None of their religions yield accurate predictions, because, as you agree, all of their religions are built around imaginary beliefs.
You’re acting just like them.
So check yourself: Are you sure you’re not falling into the same trap they are?
That’s the basic idea, whatever you have to do to it to make it personally meaningful to whoever you’re talking to. It won’t work on everyone, unfortunately, but that’s as close as anyone can get.
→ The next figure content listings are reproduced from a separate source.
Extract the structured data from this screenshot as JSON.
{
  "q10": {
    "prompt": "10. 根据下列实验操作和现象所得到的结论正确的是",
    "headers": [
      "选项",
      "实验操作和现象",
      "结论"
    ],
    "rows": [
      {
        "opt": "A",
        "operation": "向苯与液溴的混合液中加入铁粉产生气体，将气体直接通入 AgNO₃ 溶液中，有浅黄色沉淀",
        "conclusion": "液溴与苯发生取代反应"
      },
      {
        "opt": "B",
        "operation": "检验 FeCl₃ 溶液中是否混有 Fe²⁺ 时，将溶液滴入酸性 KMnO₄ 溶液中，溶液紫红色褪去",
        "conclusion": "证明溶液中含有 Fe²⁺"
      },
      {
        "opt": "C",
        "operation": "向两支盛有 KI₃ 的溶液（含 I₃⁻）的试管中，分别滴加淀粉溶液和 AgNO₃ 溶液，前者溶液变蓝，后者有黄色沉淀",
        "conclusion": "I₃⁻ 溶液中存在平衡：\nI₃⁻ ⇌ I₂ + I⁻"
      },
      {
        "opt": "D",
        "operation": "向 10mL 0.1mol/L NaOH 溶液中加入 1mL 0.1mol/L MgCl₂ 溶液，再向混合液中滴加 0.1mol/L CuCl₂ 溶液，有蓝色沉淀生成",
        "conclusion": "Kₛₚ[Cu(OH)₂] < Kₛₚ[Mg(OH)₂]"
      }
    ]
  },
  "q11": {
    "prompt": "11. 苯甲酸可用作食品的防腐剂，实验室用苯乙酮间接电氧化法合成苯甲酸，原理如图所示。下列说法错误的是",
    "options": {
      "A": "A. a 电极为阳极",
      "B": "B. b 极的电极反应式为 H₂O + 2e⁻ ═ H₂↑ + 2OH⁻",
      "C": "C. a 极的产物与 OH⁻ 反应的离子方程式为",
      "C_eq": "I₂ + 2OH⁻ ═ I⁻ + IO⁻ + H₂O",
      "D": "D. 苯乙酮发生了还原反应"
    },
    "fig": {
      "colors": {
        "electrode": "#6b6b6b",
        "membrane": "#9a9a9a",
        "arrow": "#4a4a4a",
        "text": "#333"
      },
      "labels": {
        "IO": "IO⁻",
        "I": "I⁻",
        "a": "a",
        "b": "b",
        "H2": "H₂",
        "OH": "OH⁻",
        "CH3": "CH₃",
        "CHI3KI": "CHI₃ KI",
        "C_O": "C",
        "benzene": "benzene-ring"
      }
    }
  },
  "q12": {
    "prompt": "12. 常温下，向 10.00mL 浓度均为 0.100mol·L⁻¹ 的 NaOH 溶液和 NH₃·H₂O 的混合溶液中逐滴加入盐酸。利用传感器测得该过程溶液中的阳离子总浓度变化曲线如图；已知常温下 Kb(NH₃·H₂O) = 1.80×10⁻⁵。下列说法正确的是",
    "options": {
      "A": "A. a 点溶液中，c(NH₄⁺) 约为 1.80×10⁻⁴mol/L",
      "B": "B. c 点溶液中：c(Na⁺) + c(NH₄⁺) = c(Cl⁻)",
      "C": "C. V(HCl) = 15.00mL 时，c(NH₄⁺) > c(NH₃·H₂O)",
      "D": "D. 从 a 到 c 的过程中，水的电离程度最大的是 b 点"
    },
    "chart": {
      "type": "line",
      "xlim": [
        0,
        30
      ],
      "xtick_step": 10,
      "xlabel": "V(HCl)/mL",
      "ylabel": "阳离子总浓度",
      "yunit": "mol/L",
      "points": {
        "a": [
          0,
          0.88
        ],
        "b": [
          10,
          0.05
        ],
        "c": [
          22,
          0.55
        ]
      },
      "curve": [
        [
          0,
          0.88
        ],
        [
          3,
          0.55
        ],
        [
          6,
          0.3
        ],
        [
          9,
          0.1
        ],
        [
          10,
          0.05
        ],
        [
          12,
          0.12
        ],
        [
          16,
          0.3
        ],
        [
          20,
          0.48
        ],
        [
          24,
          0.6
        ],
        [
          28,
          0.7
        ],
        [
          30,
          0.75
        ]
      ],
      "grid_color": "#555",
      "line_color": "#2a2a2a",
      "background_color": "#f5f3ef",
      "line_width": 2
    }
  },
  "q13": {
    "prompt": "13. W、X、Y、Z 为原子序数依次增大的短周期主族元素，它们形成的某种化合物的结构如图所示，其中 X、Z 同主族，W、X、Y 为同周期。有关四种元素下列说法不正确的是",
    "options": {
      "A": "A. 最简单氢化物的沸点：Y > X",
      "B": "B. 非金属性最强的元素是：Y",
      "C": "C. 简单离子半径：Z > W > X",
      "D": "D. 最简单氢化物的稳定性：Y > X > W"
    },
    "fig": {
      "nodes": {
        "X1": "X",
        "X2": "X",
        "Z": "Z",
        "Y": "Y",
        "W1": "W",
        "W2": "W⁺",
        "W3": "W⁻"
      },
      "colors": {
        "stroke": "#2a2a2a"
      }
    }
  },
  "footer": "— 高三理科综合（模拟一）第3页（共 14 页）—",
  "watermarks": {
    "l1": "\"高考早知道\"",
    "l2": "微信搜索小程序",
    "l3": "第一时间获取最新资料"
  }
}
Mr. Harris takes this basic premise and builds upon it for his whole book. He uses a philosophical approach to belief, perception, consciousness, and action, pretty much like I used back in Volume I. He gives a lot of examples of ways this has played out over the course of history, and is continuing to play out in the modern world. He also talks about philosophical traditions that didn’t fall into this trap because their founders didn’t make the fatal error of placing any part of the philosophy beyond the reach of critical scrutiny.
If you can survive reading my books, Mr. Harris’s book is no trouble at all. It’s a lot shorter and simpler than mine because he starts out by assuming that his readers are capable of a fair amount of critical thought. I’m not taking my chances on that, which is why I’m nailing human behavior all the way down to atomic physics, to leave people who disagree with me nowhere to run.
Like so many other people whose work I reference, Mr. Harris an expert at a particular field, but he doesn’t share my breadth of background. But if you go read his book now, knowing what you know now about evolutionary psychology, emotional communication, the origins of religions and cultures, information and anti-information packagers, and everything else, you’ll probably get twice as much out of Mr. Harris’s book as he expected you to.
Mr. Harris titled his book The End of Faith because the point he makes is one of the main points I’m here to make, which is that we will never, ever be safe as long as we believe in, and act upon, fictional beliefs we assume are true.